Quentin glanced at her, then into the rearview mirror, and tapped the brakes in warning. The eighteen-wheeler backed off. He glanced at her again. He said in disbelief, “You had a husband, and he cheated on you and divorced you because he didn’t want to have a baby with you? He didn’t want to be with you, when you look like that?”
“I didn’t look like this,” Sarah explained. “This isn’t my natural hair color.”
“Really? I thought you were the love child of Nicki Minaj and Ronald McDonald.”
“Hey,” Sarah said. “I’d enter a bridge tournament if I wanted my mother’s opinion. I’m making myself vulnerable here to take your mind off driving and help you with your disabling codependence, and this is the thanks I get?”
He raked one hand back through his hair, but it got tangled in his curls. He gave up and put his hand on the steering wheel. “I’m really sorry. I’m a little tense. The story helps. Go on.”

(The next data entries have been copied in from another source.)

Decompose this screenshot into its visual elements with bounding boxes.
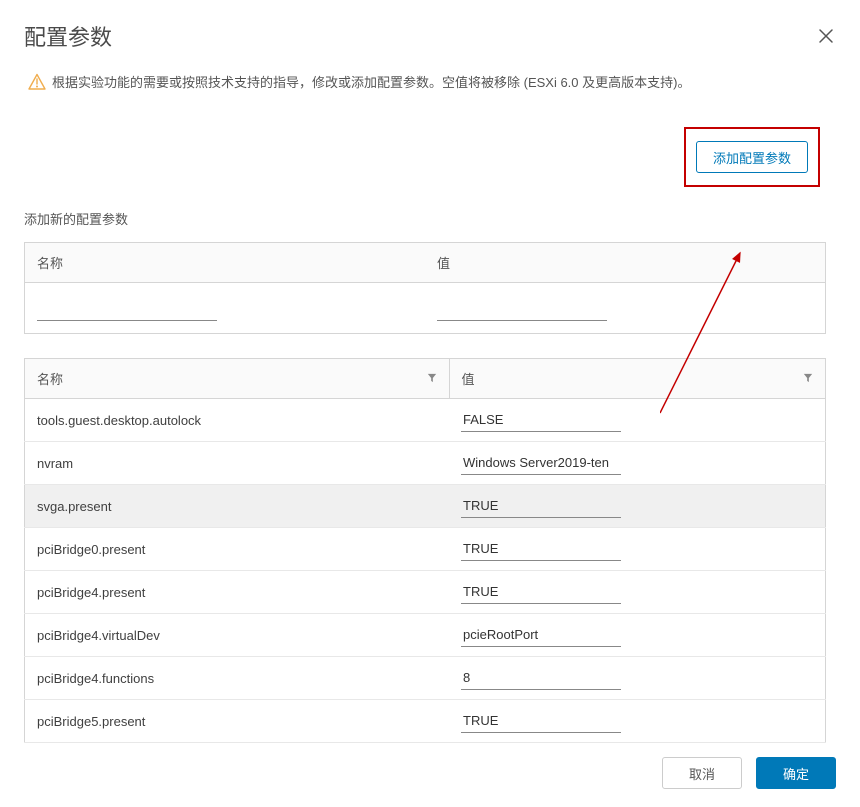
param-value-cell xyxy=(449,442,825,485)
ok-button[interactable]: 确定 xyxy=(756,757,836,789)
param-value-cell xyxy=(449,657,825,700)
param-value-input[interactable] xyxy=(461,537,621,561)
dialog-title: 配置参数 xyxy=(24,20,836,52)
table-row[interactable]: nvram xyxy=(25,442,826,485)
table-row[interactable]: pciBridge4.present xyxy=(25,571,826,614)
config-params-table: 名称 值 tools.guest.desktop. xyxy=(24,358,826,743)
table-row[interactable]: tools.guest.desktop.autolock xyxy=(25,399,826,442)
filter-icon[interactable] xyxy=(427,372,437,386)
new-param-name-input[interactable] xyxy=(37,297,217,321)
param-value-input[interactable] xyxy=(461,580,621,604)
annotation-highlight: 添加配置参数 xyxy=(684,127,820,187)
param-value-input[interactable] xyxy=(461,709,621,733)
warning-text: 根据实验功能的需要或按照技术支持的指导，修改或添加配置参数。空值将被移除 (ES… xyxy=(52,72,690,91)
add-new-param-section-title: 添加新的配置参数 xyxy=(24,209,826,228)
param-name-cell: pciBridge0.present xyxy=(25,528,450,571)
param-value-cell xyxy=(449,700,825,743)
param-name-cell: pciBridge4.present xyxy=(25,571,450,614)
new-param-value-input[interactable] xyxy=(437,297,607,321)
param-name-cell: pciBridge5.present xyxy=(25,700,450,743)
table-value-header-label: 值 xyxy=(462,372,475,387)
table-name-header-label: 名称 xyxy=(37,372,63,387)
table-row[interactable]: pciBridge4.virtualDev xyxy=(25,614,826,657)
new-param-row xyxy=(25,283,826,334)
param-value-cell xyxy=(449,571,825,614)
param-value-cell xyxy=(449,528,825,571)
param-name-cell: pciBridge4.virtualDev xyxy=(25,614,450,657)
add-config-param-button[interactable]: 添加配置参数 xyxy=(696,141,808,173)
param-name-cell: nvram xyxy=(25,442,450,485)
add-param-button-wrap: 添加配置参数 xyxy=(24,105,826,197)
dialog-header: 配置参数 xyxy=(0,0,860,68)
param-name-cell: tools.guest.desktop.autolock xyxy=(25,399,450,442)
param-value-input[interactable] xyxy=(461,494,621,518)
param-name-cell: pciBridge4.functions xyxy=(25,657,450,700)
param-value-input[interactable] xyxy=(461,408,621,432)
param-value-cell xyxy=(449,614,825,657)
cancel-button[interactable]: 取消 xyxy=(662,757,742,789)
param-value-input[interactable] xyxy=(461,451,621,475)
param-value-input[interactable] xyxy=(461,666,621,690)
table-row[interactable]: pciBridge5.present xyxy=(25,700,826,743)
new-name-header: 名称 xyxy=(25,243,426,283)
close-icon[interactable] xyxy=(814,24,838,48)
new-param-table: 名称 值 xyxy=(24,242,826,334)
param-value-input[interactable] xyxy=(461,623,621,647)
filter-icon[interactable] xyxy=(803,372,813,386)
table-row[interactable]: pciBridge4.functions xyxy=(25,657,826,700)
warning-row: 根据实验功能的需要或按照技术支持的指导，修改或添加配置参数。空值将被移除 (ES… xyxy=(24,68,826,105)
table-value-header: 值 xyxy=(449,359,825,399)
warning-icon xyxy=(28,73,46,91)
table-name-header: 名称 xyxy=(25,359,450,399)
table-row[interactable]: pciBridge0.present xyxy=(25,528,826,571)
config-params-dialog: 配置参数 根据实验功能的需要或按照技术支持的指导，修改或添加配置参数。空值将被移… xyxy=(0,0,860,807)
param-value-cell xyxy=(449,485,825,528)
dialog-body-scroll[interactable]: 根据实验功能的需要或按照技术支持的指导，修改或添加配置参数。空值将被移除 (ES… xyxy=(24,68,836,743)
param-value-cell xyxy=(449,399,825,442)
param-name-cell: svga.present xyxy=(25,485,450,528)
dialog-footer: 取消 确定 xyxy=(0,743,860,807)
new-value-header: 值 xyxy=(425,243,826,283)
table-row[interactable]: svga.present xyxy=(25,485,826,528)
dialog-body: 根据实验功能的需要或按照技术支持的指导，修改或添加配置参数。空值将被移除 (ES… xyxy=(0,68,860,743)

“About the time Harold moved out, Manhattan Music started getting reports that Nine Lives was self-destructing in Brazil. Before my breakup, I would have hidden in the bathroom until some other fool was assigned to the job. But I didn’t want to be that person anymore. I could see myself becoming that childless, and now husbandless, professional forty-five-year-old. My friend Wendy and I had a college professor who wore red socks with her purple Birkenstocks and cooked for her dogs. I didn’t want to be that woman. She seemed very bitter. I couldn’t do anything about being childless and husbandless just then, but I didn’t have to devolve into a shapeless mass. So I volunteered to tackle Nine Lives.

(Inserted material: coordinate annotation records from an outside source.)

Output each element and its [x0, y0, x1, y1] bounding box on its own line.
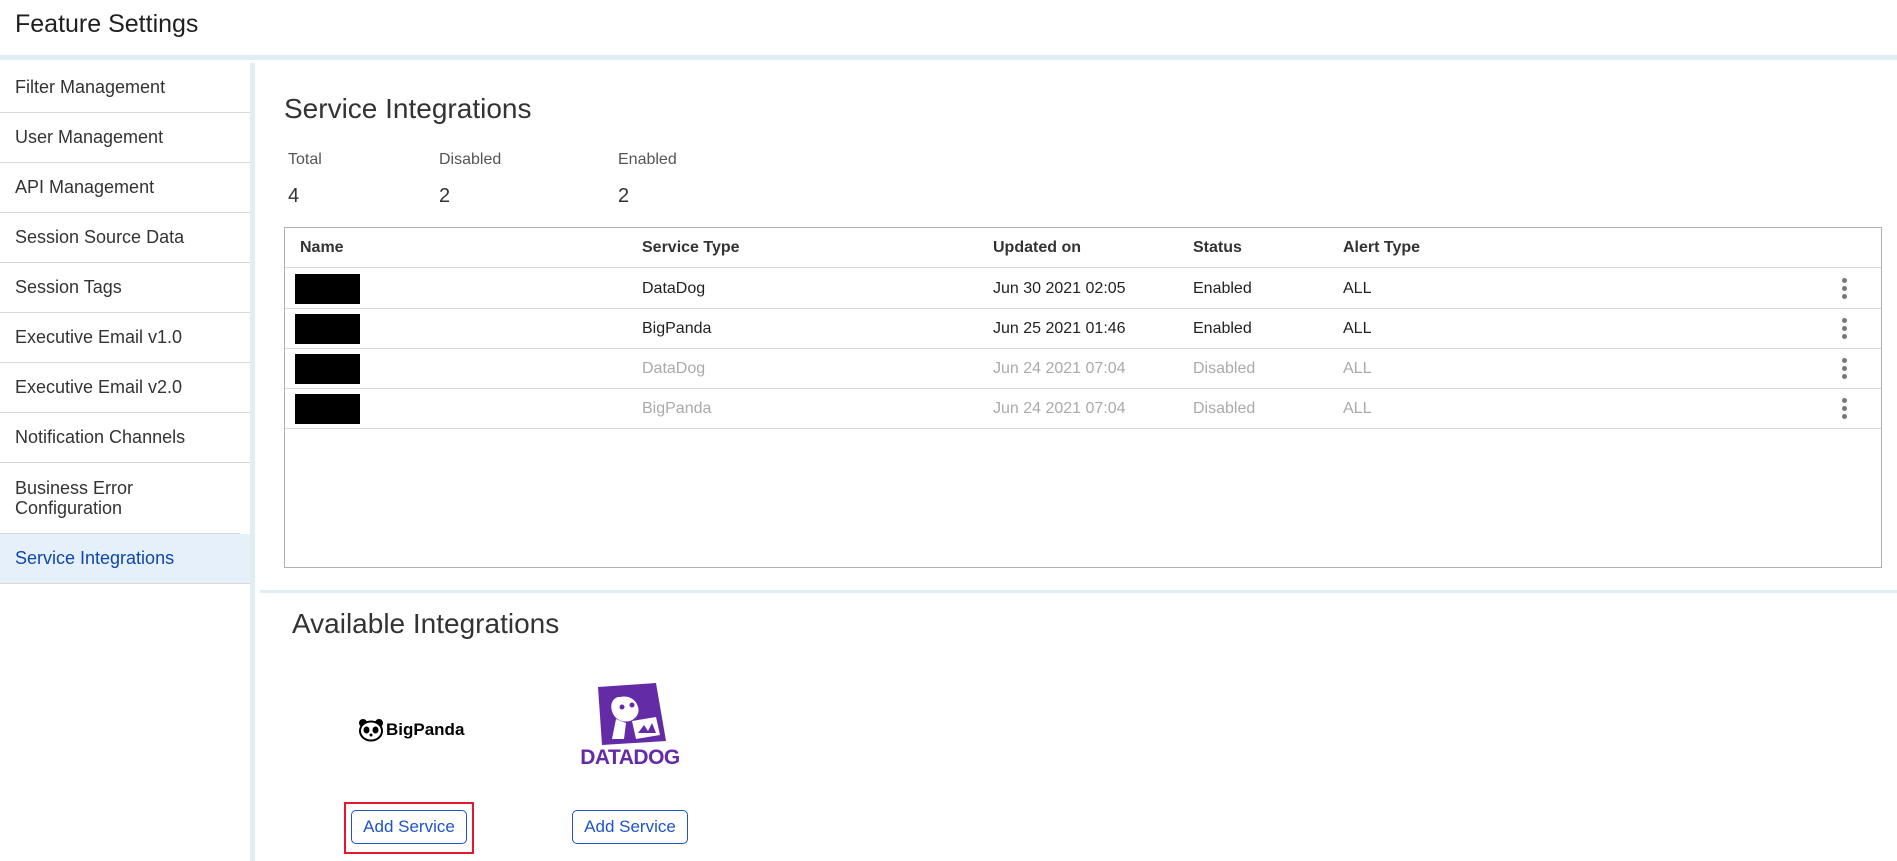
stat-disabled-value: 2 — [439, 185, 451, 207]
alert-type-cell: ALL — [1343, 400, 1372, 417]
updated-on-cell: Jun 24 2021 07:04 — [993, 400, 1126, 417]
stat-total-label: Total — [288, 151, 322, 168]
status-cell: Disabled — [1193, 400, 1256, 417]
datadog-logo-text: DATADOG — [580, 746, 680, 769]
status-cell: Enabled — [1193, 320, 1252, 337]
more-options-icon[interactable] — [1840, 398, 1848, 420]
column-header-status[interactable]: Status — [1193, 228, 1242, 268]
sidebar-item-user-management[interactable]: User Management — [0, 113, 250, 163]
updated-on-cell: Jun 30 2021 02:05 — [993, 280, 1126, 297]
datadog-dog-icon — [598, 683, 666, 745]
sidebar-item-api-management[interactable]: API Management — [0, 163, 250, 213]
app-header: Feature Settings — [0, 0, 1897, 60]
updated-on-cell: Jun 24 2021 07:04 — [993, 360, 1126, 377]
stat-enabled-label: Enabled — [618, 151, 677, 168]
column-header-name[interactable]: Name — [300, 228, 344, 268]
add-datadog-service-button[interactable]: Add Service — [572, 810, 688, 844]
table-row[interactable]: DataDog Jun 30 2021 02:05 Enabled ALL — [285, 269, 1881, 309]
sidebar-item-business-error-configuration[interactable]: Business Error Configuration — [0, 463, 240, 534]
redacted-name — [295, 314, 360, 344]
section-divider — [260, 590, 1897, 593]
column-header-updated-on[interactable]: Updated on — [993, 228, 1081, 268]
alert-type-cell: ALL — [1343, 360, 1372, 377]
more-options-icon[interactable] — [1840, 278, 1848, 300]
sidebar-item-session-source-data[interactable]: Session Source Data — [0, 213, 250, 263]
table-row[interactable]: BigPanda Jun 24 2021 07:04 Disabled ALL — [285, 389, 1881, 429]
redacted-name — [295, 274, 360, 304]
page-title: Feature Settings — [15, 10, 199, 38]
service-type-cell: DataDog — [642, 280, 706, 297]
sidebar-item-notification-channels[interactable]: Notification Channels — [0, 413, 250, 463]
sidebar: Filter Management User Management API Ma… — [0, 63, 255, 861]
sidebar-item-filter-management[interactable]: Filter Management — [0, 63, 250, 113]
redacted-name — [295, 354, 360, 384]
sidebar-item-service-integrations[interactable]: Service Integrations — [0, 534, 250, 584]
more-options-icon[interactable] — [1840, 318, 1848, 340]
add-bigpanda-service-button[interactable]: Add Service — [351, 810, 467, 844]
column-header-alert-type[interactable]: Alert Type — [1343, 228, 1420, 268]
integrations-table: Name Service Type Updated on Status Aler… — [284, 227, 1882, 568]
stat-enabled-value: 2 — [618, 185, 630, 207]
service-type-cell: DataDog — [642, 360, 706, 377]
stat-disabled-label: Disabled — [439, 151, 502, 168]
column-header-service-type[interactable]: Service Type — [642, 228, 740, 268]
datadog-logo: DATADOG — [578, 683, 682, 770]
alert-type-cell: ALL — [1343, 280, 1372, 297]
status-cell: Disabled — [1193, 360, 1256, 377]
service-integrations-title: Service Integrations — [284, 93, 532, 124]
table-row[interactable]: BigPanda Jun 25 2021 01:46 Enabled ALL — [285, 309, 1881, 349]
sidebar-item-session-tags[interactable]: Session Tags — [0, 263, 250, 313]
service-type-cell: BigPanda — [642, 400, 712, 417]
bigpanda-logo-text: BigPanda — [386, 720, 465, 739]
available-integrations-title: Available Integrations — [292, 608, 560, 639]
updated-on-cell: Jun 25 2021 01:46 — [993, 320, 1126, 337]
redacted-name — [295, 394, 360, 424]
main-content: Service Integrations Total 4 Disabled 2 … — [260, 63, 1897, 861]
table-row[interactable]: DataDog Jun 24 2021 07:04 Disabled ALL — [285, 349, 1881, 389]
more-options-icon[interactable] — [1840, 358, 1848, 380]
status-cell: Enabled — [1193, 280, 1252, 297]
table-header-row: Name Service Type Updated on Status Aler… — [285, 228, 1881, 268]
sidebar-item-executive-email-v2[interactable]: Executive Email v2.0 — [0, 363, 250, 413]
panda-icon — [359, 719, 383, 742]
bigpanda-logo: BigPanda — [358, 718, 464, 742]
stat-total-value: 4 — [288, 185, 300, 207]
service-type-cell: BigPanda — [642, 320, 712, 337]
sidebar-item-executive-email-v1[interactable]: Executive Email v1.0 — [0, 313, 250, 363]
alert-type-cell: ALL — [1343, 320, 1372, 337]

“I’d been pretty successful looking like I did, which basically was like a marathon runner after a shower. But I’d never gone up against someone like Nine Lives. Wendy kept warning me he would eat me for lunch if I wasn’t careful. So I gave myself a makeover. As a result, Wendy tried to make me an appointment with her therapist. And Harold decided that he wanted me back.”
“Whoa,” Quentin said. She thought he was about to hit the brakes. Then she realized that he was commenting on her story. He asked, “What did you say to Harold?”
Sarah recited for Quentin the stream of epithets she’d offered Harold.
Quentin laughed and laughed, until Sarah laughed, too. He laughed so hard that he had to wipe tears from his eyes. Slowly his laughter subsided. Finally he asked her almost seriously, “Did you love him?”
“I thought I loved him,” she answered honestly, “but now I realize I didn’t. I loved being married. Or the idea of being married. I liked having someone to do stuff with and plan with. I wanted to have kids. You know? I enjoyed the partnership.”
Quentin probably couldn’t fathom such a thing. He stared through the windshield and asked the next logical question: “Are you glad you didn’t get back with him?”
Sarah sighed. “I’d been with him all through college. I thought marriage would be more exciting, but it got to be kind of a rut. And now . . . Well, I wouldn’t say I’ve been happy, but I’m definitely not in a rut.”
Quentin nodded. “And then what happened?” he asked. “What happened in Rio? You said you’re going to die at the hands of a crazed rock star. That sounds fairly serious.”
Sarah went cold despite the warm sun streaming through the windshield. Reaching down to adjust the air conditioner, she said, “Figure of speech. Enough about me. You tell me a secret. Let’s talk about what happened to you in Thailand, and why you fired your manager, and why Erin ran to Owen.”
“Let’s not,” he said.
“Why not?”
He pulled off the highway to park at an overlook, with downtown Birmingham spread out below them, skyscrapers and warehouses and the complex of university hospitals. He punched the button to open the convertible top, letting in a rush of fresh, warm air.
Then he turned to Sarah and grinned maniacally. “I can drive.”
“You can drive!” She clapped for him.
“I can drive,” he said, still smiling, “and I’m having a great time with you, and the last thing I want to do right now is to go back to Thailand. You know where I want to go? You know where I want to drive, I mean?”